For parallel-connected LCL -type inverters in islanded operation, it is difficult to reshape the large harmonic impedance by the conventional capacitor voltage control due to the presence of grid-side inductor, which seriously deteriorates the voltage quality at the point of common coupling (PCC) under nonlinear loads. To address this issue, a harmonic voltage distortion damping method is proposed in this paper, which mainly includes a direct output voltage control and the parallel virtual-admittance control. First, the direct output voltage control converts the grid-side inductor into the equivalent output impedance of the inverter itself by changing the voltage feedback variable from capacitor voltage to output voltage, and then the harmonic impedance is reshaped from a large value to a small value with the P + Repetitive controller. However, it is found that the direct output voltage control fails to damp PCC voltage distortion with droop-frequency offset.
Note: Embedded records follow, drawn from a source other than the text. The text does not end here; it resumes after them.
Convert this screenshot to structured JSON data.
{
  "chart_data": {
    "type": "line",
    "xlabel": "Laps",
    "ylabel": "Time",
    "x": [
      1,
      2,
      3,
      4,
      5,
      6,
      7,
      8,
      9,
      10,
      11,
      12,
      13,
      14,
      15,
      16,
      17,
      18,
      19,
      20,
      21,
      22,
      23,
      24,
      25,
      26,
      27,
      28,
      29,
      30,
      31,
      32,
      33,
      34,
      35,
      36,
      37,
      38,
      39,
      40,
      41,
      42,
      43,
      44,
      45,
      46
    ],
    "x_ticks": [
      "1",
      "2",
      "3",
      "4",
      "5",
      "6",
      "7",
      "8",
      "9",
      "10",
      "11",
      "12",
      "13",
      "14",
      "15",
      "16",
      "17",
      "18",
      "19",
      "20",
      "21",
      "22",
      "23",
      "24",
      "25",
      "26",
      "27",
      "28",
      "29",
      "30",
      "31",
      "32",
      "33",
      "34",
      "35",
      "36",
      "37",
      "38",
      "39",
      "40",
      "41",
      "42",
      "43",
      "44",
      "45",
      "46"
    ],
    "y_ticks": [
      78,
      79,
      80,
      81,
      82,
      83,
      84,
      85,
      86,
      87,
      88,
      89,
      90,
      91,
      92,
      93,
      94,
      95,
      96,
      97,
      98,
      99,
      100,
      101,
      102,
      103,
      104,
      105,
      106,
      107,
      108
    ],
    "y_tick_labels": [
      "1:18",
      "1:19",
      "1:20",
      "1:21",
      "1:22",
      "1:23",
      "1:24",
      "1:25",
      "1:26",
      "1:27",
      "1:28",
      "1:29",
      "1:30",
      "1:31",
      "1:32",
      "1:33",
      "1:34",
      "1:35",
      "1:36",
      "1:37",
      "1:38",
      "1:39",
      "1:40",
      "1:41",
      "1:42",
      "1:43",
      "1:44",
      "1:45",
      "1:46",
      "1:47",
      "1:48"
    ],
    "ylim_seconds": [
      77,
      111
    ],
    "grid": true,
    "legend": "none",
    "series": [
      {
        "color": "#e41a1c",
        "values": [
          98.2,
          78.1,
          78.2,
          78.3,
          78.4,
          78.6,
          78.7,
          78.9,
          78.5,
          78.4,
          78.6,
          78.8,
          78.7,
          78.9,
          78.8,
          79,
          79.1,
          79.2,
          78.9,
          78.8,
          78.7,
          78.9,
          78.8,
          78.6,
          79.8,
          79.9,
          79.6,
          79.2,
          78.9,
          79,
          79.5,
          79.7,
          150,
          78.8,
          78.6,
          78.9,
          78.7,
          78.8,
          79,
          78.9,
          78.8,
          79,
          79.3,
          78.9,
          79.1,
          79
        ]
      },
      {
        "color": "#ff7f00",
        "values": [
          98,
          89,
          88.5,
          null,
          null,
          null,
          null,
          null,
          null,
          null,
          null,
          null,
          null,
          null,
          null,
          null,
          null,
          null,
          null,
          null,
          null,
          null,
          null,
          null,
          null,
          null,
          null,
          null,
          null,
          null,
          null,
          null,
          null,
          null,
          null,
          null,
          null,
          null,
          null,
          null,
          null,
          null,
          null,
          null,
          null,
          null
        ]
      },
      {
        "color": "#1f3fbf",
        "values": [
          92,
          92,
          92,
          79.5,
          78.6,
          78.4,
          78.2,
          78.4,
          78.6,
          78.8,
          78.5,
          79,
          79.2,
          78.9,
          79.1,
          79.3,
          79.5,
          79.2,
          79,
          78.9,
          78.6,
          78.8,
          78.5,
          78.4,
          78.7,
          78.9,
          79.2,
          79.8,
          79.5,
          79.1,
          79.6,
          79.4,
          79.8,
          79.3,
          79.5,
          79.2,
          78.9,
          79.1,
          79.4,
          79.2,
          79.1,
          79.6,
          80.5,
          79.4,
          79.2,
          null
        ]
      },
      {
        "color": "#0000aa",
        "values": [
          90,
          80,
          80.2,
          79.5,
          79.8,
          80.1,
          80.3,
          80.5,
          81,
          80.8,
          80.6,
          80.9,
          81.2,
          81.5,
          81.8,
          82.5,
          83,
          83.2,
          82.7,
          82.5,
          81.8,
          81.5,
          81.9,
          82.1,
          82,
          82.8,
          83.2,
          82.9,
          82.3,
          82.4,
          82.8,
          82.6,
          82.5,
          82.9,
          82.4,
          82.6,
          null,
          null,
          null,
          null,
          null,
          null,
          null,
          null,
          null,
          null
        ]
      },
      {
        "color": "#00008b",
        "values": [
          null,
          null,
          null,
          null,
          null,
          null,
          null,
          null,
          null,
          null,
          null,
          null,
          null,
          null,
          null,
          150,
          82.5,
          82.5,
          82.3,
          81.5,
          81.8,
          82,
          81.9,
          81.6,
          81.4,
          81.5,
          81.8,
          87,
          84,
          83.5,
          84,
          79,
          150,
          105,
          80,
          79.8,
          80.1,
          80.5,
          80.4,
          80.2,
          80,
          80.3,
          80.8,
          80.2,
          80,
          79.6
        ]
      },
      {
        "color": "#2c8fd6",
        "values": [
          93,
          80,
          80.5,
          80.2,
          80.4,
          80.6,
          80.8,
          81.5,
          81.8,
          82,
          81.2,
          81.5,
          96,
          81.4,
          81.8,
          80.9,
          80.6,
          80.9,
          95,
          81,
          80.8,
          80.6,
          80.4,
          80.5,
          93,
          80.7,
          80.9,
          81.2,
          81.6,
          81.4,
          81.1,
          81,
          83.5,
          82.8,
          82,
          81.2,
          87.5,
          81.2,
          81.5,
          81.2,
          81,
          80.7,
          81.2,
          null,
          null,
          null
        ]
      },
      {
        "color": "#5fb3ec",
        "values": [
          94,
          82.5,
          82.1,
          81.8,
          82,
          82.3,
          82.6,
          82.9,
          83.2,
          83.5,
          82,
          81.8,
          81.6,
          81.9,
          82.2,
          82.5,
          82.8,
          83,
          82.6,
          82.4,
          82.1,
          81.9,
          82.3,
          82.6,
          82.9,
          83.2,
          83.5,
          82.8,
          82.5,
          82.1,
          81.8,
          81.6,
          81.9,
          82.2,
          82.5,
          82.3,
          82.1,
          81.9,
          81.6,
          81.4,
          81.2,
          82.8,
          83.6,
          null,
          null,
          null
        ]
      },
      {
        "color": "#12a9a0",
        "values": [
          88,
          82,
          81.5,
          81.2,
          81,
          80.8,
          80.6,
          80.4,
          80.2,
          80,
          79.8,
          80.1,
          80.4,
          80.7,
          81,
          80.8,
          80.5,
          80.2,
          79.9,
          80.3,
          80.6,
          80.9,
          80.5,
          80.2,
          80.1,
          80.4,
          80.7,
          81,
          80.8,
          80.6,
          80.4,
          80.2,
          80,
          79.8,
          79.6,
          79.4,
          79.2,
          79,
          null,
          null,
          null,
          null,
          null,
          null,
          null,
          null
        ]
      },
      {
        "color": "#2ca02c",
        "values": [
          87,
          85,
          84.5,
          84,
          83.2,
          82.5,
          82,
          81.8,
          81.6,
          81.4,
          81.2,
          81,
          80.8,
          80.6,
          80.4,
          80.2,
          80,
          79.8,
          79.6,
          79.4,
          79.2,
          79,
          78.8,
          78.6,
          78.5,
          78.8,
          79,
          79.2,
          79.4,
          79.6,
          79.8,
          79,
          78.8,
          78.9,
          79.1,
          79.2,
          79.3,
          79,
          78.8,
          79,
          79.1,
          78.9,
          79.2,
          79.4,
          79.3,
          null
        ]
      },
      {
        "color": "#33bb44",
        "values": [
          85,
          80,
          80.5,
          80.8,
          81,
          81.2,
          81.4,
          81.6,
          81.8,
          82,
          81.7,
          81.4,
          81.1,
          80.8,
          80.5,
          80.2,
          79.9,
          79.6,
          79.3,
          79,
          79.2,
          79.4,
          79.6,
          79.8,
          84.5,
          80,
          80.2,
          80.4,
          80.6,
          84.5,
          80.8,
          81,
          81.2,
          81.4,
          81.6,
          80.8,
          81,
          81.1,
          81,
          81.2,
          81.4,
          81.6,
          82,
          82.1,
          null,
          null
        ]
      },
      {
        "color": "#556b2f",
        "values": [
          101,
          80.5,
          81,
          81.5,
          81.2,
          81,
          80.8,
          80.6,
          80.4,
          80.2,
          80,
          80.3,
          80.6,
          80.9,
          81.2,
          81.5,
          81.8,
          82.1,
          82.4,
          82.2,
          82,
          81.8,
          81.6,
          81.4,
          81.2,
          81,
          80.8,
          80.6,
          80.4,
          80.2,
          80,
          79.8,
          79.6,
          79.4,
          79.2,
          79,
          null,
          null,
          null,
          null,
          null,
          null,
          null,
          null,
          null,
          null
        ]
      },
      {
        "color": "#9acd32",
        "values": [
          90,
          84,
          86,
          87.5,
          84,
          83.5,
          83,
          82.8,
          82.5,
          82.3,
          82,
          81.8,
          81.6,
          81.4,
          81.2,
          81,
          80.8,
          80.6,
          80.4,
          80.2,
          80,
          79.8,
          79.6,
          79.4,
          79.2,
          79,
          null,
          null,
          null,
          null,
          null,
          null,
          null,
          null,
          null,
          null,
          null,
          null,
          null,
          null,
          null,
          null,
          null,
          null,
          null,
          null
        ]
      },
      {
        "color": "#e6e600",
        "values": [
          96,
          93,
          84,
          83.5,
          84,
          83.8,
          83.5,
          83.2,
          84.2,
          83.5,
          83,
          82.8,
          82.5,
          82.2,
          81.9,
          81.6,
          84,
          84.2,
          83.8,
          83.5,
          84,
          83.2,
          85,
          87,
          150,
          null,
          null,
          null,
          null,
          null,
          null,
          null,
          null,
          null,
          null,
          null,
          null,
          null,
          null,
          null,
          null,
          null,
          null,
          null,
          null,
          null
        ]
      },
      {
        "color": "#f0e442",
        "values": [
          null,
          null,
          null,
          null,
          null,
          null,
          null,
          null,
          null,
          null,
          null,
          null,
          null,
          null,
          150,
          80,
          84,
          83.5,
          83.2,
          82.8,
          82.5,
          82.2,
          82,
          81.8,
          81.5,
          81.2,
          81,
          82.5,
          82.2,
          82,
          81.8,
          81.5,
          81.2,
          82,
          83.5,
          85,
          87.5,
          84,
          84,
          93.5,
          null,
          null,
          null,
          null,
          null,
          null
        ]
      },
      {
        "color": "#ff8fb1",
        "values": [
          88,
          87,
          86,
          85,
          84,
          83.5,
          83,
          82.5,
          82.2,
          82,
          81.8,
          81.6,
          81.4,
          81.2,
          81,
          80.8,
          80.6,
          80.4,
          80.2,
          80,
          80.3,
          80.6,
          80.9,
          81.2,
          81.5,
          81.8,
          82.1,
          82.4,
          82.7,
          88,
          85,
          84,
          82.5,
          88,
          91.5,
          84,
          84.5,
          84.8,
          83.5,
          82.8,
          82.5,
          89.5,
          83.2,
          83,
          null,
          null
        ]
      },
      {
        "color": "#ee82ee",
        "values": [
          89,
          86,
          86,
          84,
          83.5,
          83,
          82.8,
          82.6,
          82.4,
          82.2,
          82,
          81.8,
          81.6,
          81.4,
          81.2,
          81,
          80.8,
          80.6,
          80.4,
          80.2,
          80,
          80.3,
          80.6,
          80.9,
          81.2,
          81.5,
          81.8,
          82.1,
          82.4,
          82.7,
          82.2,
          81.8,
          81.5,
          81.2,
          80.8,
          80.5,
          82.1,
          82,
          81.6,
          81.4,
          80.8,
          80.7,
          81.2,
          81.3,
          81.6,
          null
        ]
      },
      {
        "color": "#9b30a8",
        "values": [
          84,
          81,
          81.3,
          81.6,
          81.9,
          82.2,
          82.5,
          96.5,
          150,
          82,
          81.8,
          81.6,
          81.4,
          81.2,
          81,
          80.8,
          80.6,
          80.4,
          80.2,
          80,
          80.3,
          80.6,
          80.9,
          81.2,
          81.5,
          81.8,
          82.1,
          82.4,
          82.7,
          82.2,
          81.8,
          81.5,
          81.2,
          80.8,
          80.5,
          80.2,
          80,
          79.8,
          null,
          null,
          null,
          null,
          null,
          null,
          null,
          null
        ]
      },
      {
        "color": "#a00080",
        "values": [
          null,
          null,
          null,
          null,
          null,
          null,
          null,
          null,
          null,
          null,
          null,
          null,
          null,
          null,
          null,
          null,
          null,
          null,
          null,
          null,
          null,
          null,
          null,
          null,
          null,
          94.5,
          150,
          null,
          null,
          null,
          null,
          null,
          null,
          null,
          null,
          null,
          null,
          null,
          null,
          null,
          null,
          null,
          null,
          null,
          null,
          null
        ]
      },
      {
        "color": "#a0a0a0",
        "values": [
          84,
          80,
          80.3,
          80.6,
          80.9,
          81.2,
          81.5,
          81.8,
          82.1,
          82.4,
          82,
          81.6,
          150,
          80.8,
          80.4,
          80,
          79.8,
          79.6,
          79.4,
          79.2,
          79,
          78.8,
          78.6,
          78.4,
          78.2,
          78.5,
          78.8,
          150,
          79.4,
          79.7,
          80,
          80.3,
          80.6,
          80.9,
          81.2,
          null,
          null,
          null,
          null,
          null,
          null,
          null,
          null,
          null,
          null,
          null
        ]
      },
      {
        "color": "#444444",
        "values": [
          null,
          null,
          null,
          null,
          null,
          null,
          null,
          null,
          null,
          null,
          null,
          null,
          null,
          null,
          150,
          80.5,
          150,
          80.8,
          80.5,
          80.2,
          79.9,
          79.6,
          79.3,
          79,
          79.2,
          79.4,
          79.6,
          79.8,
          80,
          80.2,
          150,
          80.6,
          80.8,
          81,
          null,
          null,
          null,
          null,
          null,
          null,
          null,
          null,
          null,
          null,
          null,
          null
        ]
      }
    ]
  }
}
That is because its voltage controller cannot guarantee the resonance bandwidth of main harmonic frequency, and then a slight droop-frequency offset can cause a large increase in the harmonic impedance. For this, the parallel virtual-admittance control is further proposed to limit the size of the output impedance to no more than that of the impedance in parallel, which effectively reduces the adverse effect of droop-frequency offset on the quality of the PCC voltage. Further, the parallel virtual-admittance control is simplified with the same harmonic voltage distortion damping consequent. The system stability conditions are analyzed in detail, and its proper control parameters are selected without complicated trial. Finally, the experimental results validate the proposed control method.